It is possible to get addicted to an abstract pleasure like solving programming problems if you have enough good experiences.

A good start is to learn how to quote time since there are few things as depressing as having to kill yourself to deliver half baked solutions because you quoted frivolously.

Hans Malherbe

I can get addicted to programming when I have a project that I'm really motivated about, and I continue to push myself to achieve my goal. It helps to continue to push yourself as you accomplish your goals, and just try to get something done. If you spend to long on theory, programming can start to get really boring.

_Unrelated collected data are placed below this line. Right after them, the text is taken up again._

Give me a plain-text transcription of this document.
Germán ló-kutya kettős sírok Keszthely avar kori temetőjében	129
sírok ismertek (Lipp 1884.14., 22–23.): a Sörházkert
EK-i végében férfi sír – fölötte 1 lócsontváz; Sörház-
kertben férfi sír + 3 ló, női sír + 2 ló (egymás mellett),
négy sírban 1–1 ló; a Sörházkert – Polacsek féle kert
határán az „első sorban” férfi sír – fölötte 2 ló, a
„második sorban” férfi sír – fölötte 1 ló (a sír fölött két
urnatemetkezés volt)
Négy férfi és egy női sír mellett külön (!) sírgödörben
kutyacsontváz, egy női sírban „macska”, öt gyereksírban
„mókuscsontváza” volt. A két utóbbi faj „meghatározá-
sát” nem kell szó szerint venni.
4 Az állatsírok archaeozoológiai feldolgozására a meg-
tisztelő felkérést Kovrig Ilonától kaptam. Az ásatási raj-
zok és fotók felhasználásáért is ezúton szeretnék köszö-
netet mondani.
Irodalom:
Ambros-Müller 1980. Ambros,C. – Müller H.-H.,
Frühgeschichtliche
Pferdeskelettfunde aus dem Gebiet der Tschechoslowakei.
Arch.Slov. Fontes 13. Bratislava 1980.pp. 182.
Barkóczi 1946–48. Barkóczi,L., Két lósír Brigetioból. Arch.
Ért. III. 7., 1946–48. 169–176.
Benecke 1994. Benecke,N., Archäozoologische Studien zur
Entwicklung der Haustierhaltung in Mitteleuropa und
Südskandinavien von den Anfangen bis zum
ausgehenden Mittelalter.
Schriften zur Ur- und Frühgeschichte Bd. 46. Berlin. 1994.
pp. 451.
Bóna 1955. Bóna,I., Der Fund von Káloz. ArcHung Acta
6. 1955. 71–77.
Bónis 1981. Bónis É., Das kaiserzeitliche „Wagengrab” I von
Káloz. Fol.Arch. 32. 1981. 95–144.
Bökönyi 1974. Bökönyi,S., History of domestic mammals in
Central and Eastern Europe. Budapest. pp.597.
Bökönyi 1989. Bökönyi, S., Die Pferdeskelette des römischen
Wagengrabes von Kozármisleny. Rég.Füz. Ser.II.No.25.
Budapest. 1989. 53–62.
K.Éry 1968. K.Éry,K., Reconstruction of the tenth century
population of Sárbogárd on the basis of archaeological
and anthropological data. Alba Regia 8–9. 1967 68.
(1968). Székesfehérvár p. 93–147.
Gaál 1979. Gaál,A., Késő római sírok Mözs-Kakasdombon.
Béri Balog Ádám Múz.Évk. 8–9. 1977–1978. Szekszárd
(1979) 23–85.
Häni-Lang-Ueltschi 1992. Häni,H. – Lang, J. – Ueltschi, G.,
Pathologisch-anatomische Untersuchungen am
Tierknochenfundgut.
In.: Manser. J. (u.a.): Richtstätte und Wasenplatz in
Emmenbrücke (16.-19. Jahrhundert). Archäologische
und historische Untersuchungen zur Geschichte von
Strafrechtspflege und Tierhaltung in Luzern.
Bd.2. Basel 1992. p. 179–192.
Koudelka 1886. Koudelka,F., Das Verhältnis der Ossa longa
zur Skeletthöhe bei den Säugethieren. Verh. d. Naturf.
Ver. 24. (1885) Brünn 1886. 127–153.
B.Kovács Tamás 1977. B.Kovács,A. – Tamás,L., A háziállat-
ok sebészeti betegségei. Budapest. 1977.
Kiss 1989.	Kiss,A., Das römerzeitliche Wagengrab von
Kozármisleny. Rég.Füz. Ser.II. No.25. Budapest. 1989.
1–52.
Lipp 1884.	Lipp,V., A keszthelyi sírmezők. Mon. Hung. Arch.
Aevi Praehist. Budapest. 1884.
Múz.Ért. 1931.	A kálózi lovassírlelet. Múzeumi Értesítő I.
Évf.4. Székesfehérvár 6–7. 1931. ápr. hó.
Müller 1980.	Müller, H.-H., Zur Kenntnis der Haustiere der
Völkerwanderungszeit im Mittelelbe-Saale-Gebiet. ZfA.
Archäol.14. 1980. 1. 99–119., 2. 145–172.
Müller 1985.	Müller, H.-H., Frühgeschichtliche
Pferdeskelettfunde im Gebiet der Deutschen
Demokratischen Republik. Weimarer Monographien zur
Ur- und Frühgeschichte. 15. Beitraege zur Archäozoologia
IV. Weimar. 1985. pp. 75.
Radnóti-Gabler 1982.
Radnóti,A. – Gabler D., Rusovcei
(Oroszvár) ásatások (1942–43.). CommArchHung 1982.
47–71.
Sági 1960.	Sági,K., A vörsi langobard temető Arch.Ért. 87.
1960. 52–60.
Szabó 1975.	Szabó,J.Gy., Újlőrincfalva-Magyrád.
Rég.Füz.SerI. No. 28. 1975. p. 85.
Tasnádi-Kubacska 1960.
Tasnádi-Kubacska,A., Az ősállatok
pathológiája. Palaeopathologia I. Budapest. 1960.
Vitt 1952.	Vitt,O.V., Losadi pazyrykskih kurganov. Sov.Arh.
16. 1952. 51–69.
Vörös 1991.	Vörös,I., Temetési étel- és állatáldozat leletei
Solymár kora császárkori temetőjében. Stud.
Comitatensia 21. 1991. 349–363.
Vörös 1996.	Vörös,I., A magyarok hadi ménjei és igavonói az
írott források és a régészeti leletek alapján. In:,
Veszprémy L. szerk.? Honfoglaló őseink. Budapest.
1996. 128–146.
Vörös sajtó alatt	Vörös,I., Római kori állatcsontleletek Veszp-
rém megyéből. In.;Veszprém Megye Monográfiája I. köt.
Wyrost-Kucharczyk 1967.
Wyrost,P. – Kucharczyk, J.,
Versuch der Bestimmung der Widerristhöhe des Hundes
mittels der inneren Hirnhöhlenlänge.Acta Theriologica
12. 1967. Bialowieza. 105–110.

The things that constantly pulls me back to the coding is solving problems. I often find myself thinking about a problem that should be solved when I walk to the buss etc. I think that's the thing that makes you addicted to programming; solving the problems. So try to come up with projects that include some kind of problem for you to solve, not just the usual mindless using of old solutions. It doesn't need to be big projects, write a program that indexes and searches a file or try to come up with an own compressing algorithm. You probably won't create anything that doesn't already exists, but as long as it is an challenge for you it doesn't matter.


PETER But is there any way that you, you could just sock me out so there's no way that I'll know I'm at work? Right here? (points to his head) Can I just come home and think I've been fishing all day or something?

DR. SWANSON That's really not what I do, Peter. However, the good news is, I think I can help you.

From here. You either love it or you don't. For example, I hate fishing. :)

JP Alioto

I would say work on programs that help you get your job done easier. It helps when your primary job isn't programming but some sort of engineering or science. Tools, automation, things like that.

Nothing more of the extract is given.